Ivy Compton-Burnett, A House and its Head - coverDuncan Edgeworth is the most interesting character in a novel full of them. He’s a monster – straight out of her usual pool of Jacobean revenge-tragedy nasties. “He behaved like a god,” one of his daughters says at one point, part in awe, part rancorously. “He is always a martyr and a ruler,” is another description of him near the end.

In the opening chapter he starts in a minor way to show his tyrannical, oppressive control of his family: of his downtrodden wife Ellen, two spirited daughters who rebel as far as they dare, but ultimately succumb to his bullying, and of his more courageous and rebellious nephew, Grant, who for a while looks like he’ll be the one to refuse to be constrained by Duncan, but turns out to be just a self-serving, shallow hedonist.

First, he berates innocent, timorous Ellen for the tardiness in coming down to breakfast of the younger generation – as if it’s her fault. When they finally appear, his sarcasm is vicious. It’s Christmas day, and they open their presents. Grant’s is a book ‘inimical to the faith of the day’ that Duncan disapproves of: ‘on every page there is poison’. Presumably it’s Darwin. Duncan places it on the fire to burn. When elder daughter Nance mildly objects (‘Oh, Father, really!’), this is his characteristically venomous response:

“Really? Yes, really, Nance. I shall really do my best to guide you – to force you, if it must be, into the way you must go. I would not face the consequences of doing otherwise.”

“Would not the consequences be more widely distributed?”

“I shall really do what I can to achieve it,” went on Duncan, as if he had not heard, “and I trust it will not be impossible. I do not do it in my own strength.”

His coercive control here is revealed as a combination of patriarchal laying down of the law (i.e. his), personal attack on what he sees as heinous moral turpitude in those around him, and ridiculing of the linguistic-semantic shortcomings, as he pedantically represents them, of his victims’ attempts verbally to resist his strictures and oppressive behaviour.
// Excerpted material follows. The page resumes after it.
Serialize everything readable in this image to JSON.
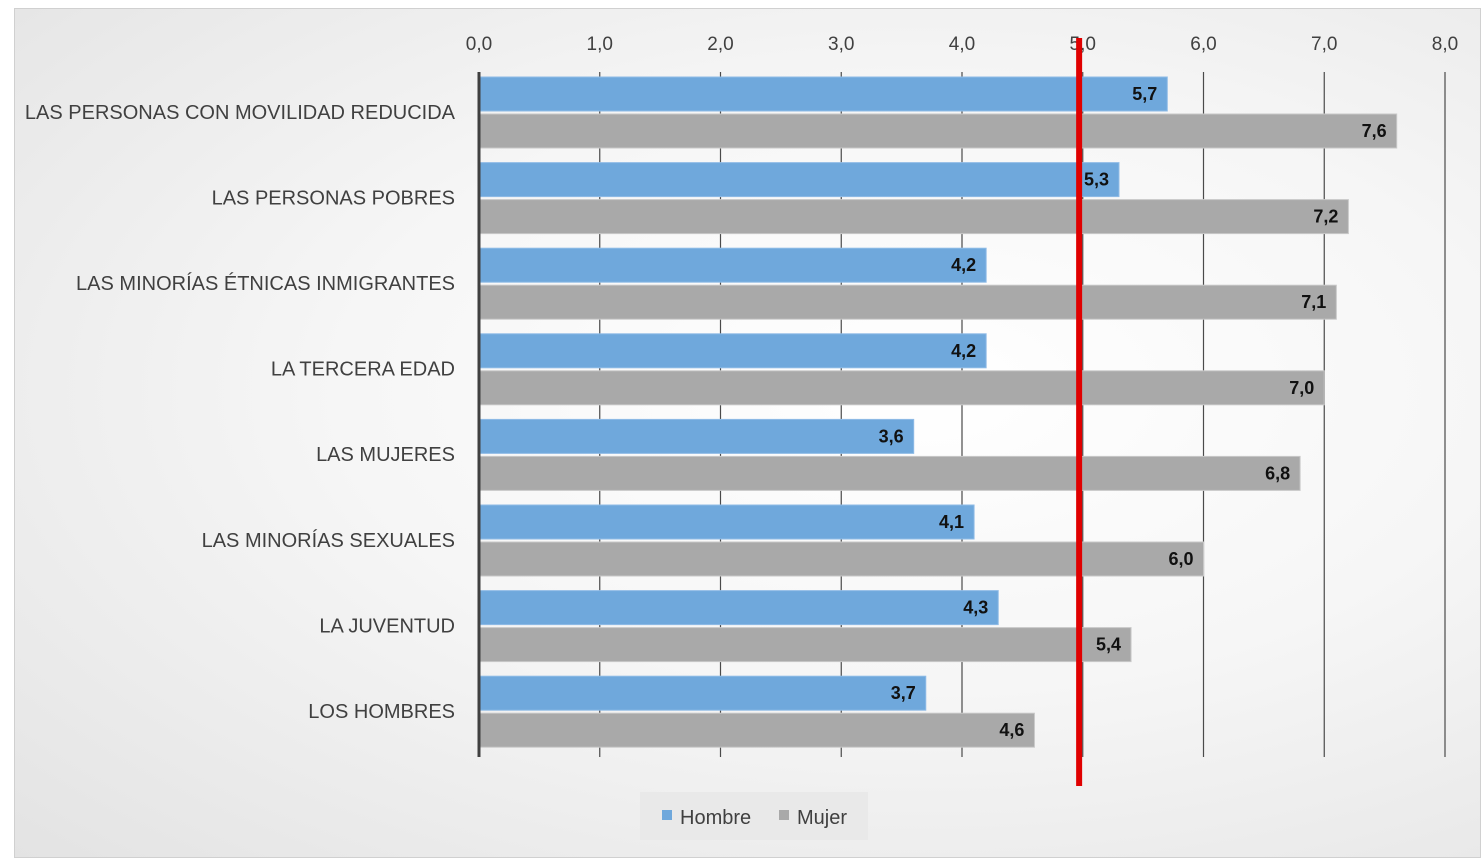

As always, it’s the brilliantly contrived dialogue that’s the main vehicle for ICB’s mordant, witty take on the corrosive nature of this privileged, borderline deranged cast of characters. She makes little attempt at the usual novelistic technique of presenting what’s meant to be naturalistic dialogue (it never is, even in writers noted for their “realistic” dialogue; it’s always a literary contrivance), and this heightens the sense of artificiality, pomposity and egotism in the characters who deliver the dialogue.

Here’s Duncan still being cruel to Nance near the end of the novel, when her friend Cassie has called to announce the death of her mother:

“Nance, here is Cassie, out of sorts and out of heart. So listen to her, and let her talk herself out. She hasn’t come to you, for you to be of no good to her. See you are of some use as a woman, as you can be of none as anything else.”
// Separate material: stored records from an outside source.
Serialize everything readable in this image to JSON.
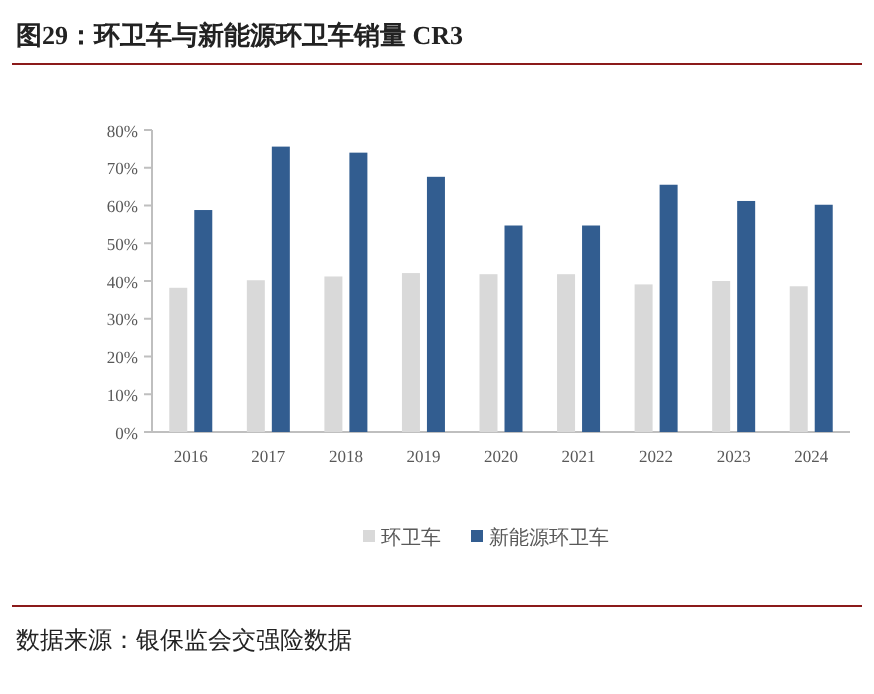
{
  "chart_data": {
    "type": "bar",
    "title": "图29：环卫车与新能源环卫车销量 CR3",
    "annotations": [
      "数据来源：银保监会交强险数据"
    ],
    "categories": [
      "2016",
      "2017",
      "2018",
      "2019",
      "2020",
      "2021",
      "2022",
      "2023",
      "2024"
    ],
    "series": [
      {
        "name": "环卫车",
        "color": "#d9d9d9",
        "values": [
          38.2,
          40.2,
          41.2,
          42.1,
          41.8,
          41.8,
          39.1,
          40.0,
          38.6
        ]
      },
      {
        "name": "新能源环卫车",
        "color": "#325d90",
        "values": [
          58.8,
          75.6,
          74.0,
          67.6,
          54.7,
          54.7,
          65.5,
          61.2,
          60.2
        ]
      }
    ],
    "ylim": [
      0,
      80
    ],
    "yticks": [
      {
        "value": 0,
        "label": "0%"
      },
      {
        "value": 10,
        "label": "10%"
      },
      {
        "value": 20,
        "label": "20%"
      },
      {
        "value": 30,
        "label": "30%"
      },
      {
        "value": 40,
        "label": "40%"
      },
      {
        "value": 50,
        "label": "50%"
      },
      {
        "value": 60,
        "label": "60%"
      },
      {
        "value": 70,
        "label": "70%"
      },
      {
        "value": 80,
        "label": "80%"
      }
    ],
    "grid": false,
    "legend": "bottom"
  }
}
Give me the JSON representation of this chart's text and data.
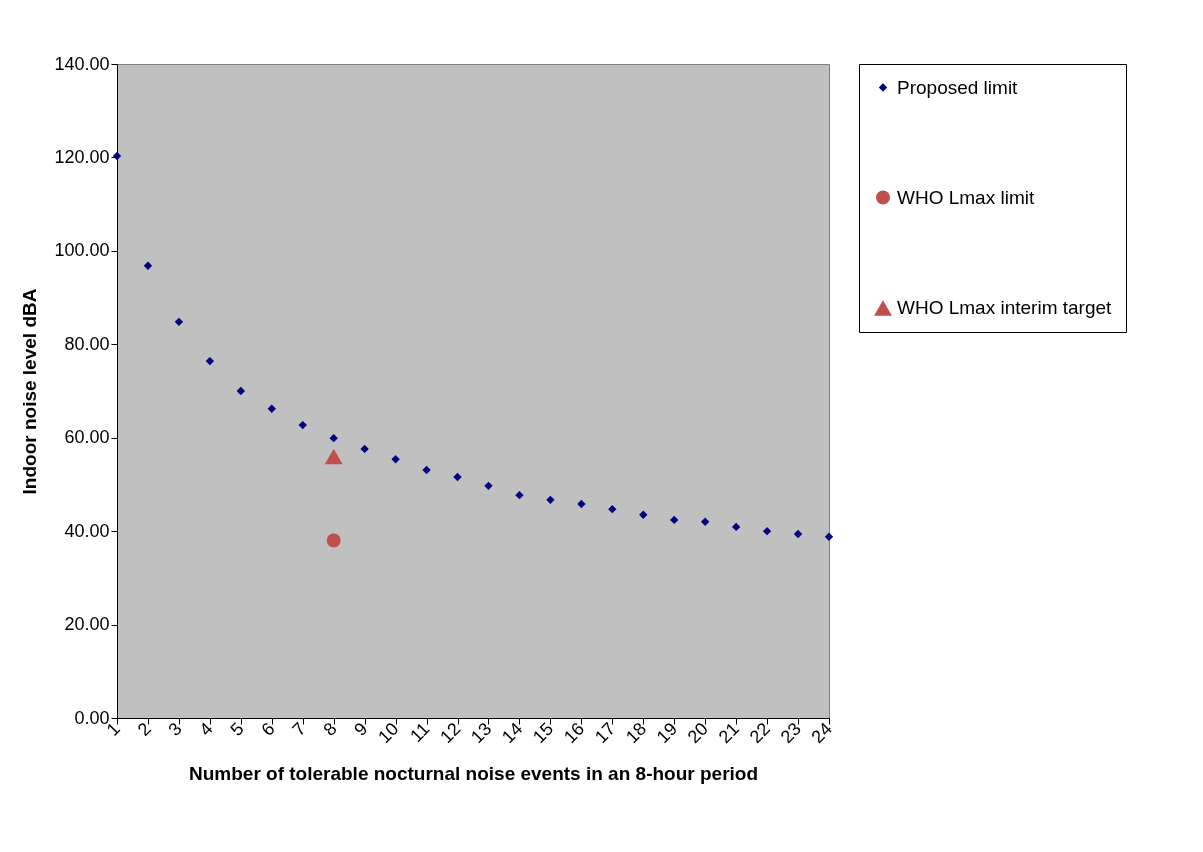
{
  "chart_data": {
    "type": "scatter",
    "xlabel": "Number of tolerable nocturnal noise events in an 8-hour period",
    "ylabel": "Indoor noise level dBA",
    "xlim": [
      1,
      24
    ],
    "xticks": [
      1,
      2,
      3,
      4,
      5,
      6,
      7,
      8,
      9,
      10,
      11,
      12,
      13,
      14,
      15,
      16,
      17,
      18,
      19,
      20,
      21,
      22,
      23,
      24
    ],
    "ylim": [
      0,
      140
    ],
    "yticks": [
      {
        "value": 0,
        "label": "0.00"
      },
      {
        "value": 20,
        "label": "20.00"
      },
      {
        "value": 40,
        "label": "40.00"
      },
      {
        "value": 60,
        "label": "60.00"
      },
      {
        "value": 80,
        "label": "80.00"
      },
      {
        "value": 100,
        "label": "100.00"
      },
      {
        "value": 120,
        "label": "120.00"
      },
      {
        "value": 140,
        "label": "140.00"
      }
    ],
    "grid": false,
    "legend": "right",
    "series": [
      {
        "name": "Proposed limit",
        "color": "#000080",
        "marker": "diamond",
        "x": [
          1,
          2,
          3,
          4,
          5,
          6,
          7,
          8,
          9,
          10,
          11,
          12,
          13,
          14,
          15,
          16,
          17,
          18,
          19,
          20,
          21,
          22,
          23,
          24
        ],
        "values": [
          120.3,
          96.8,
          84.8,
          76.4,
          70.0,
          66.2,
          62.7,
          59.9,
          57.6,
          55.4,
          53.1,
          51.6,
          49.7,
          47.7,
          46.7,
          45.8,
          44.7,
          43.5,
          42.4,
          42.0,
          40.9,
          40.0,
          39.4,
          38.8
        ]
      },
      {
        "name": "WHO Lmax limit",
        "color": "#c0504d",
        "marker": "circle",
        "x": [
          8
        ],
        "values": [
          38
        ]
      },
      {
        "name": "WHO Lmax interim target",
        "color": "#c0504d",
        "marker": "triangle",
        "x": [
          8
        ],
        "values": [
          56
        ]
      }
    ]
  }
}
So accustomed (and cowed) are the others in his house to this kind of casual unpleasantness that his comment receives no response.
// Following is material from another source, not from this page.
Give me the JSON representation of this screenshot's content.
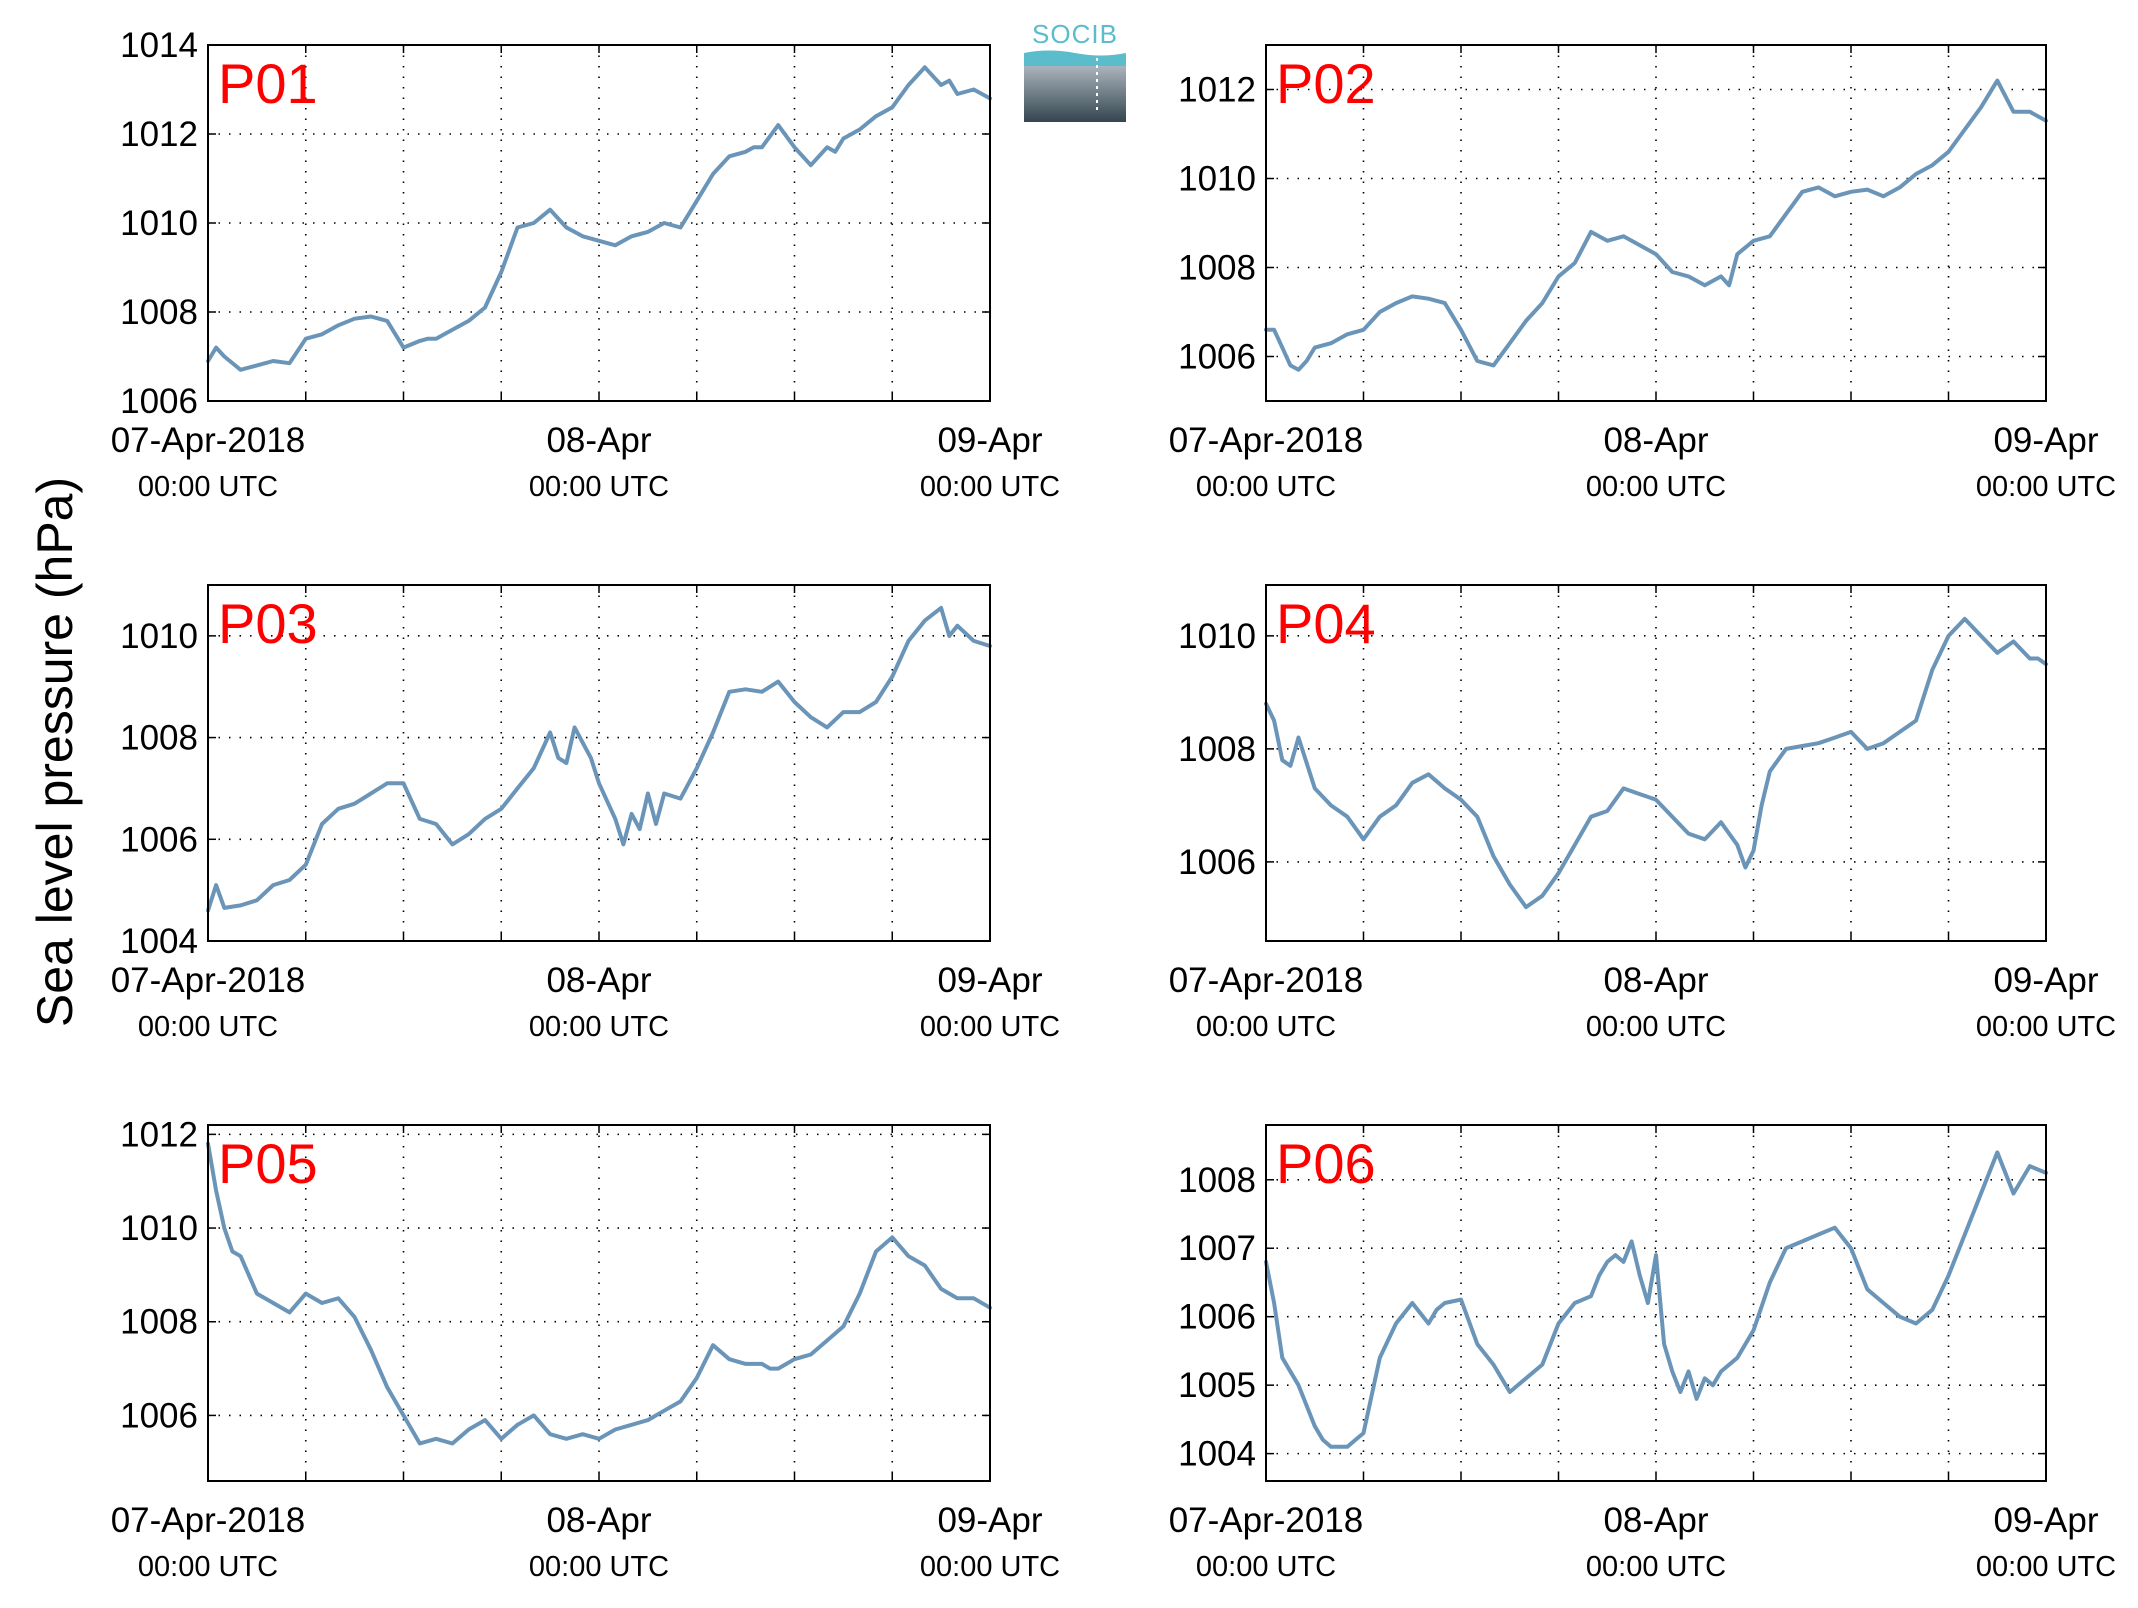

The plot enables ICB to show the nastiness and defects in her characters in full flow: there are many deaths, an infanticide, incest and adultery – plenty for the salacious gossips in the village to indulge in. See what I mean about Jacobean tragedy? Oh, and there’s an insulting marriage proposal that Trollope would have been proud of (“you and I would be a charming couple”, the young woman is told by her would-be husband, whereas if he married her sister, who had just turned him down, they would have made “such an awkward pair”. How could anyone resist this charmer?)

It’s never easy to read a Compton-Burnett novel: the style is arch and dense, and it’s necessary for the reader to keep alert as multiple characters converse with minimal identification of who says what. But she’s well worth the effort.

Scott at his Minor Moderns blog wrote a perceptive, more detailed account of this novel (I liked his summary of it as a modernist Gothic comedy), with a useful biographical portrait of the author.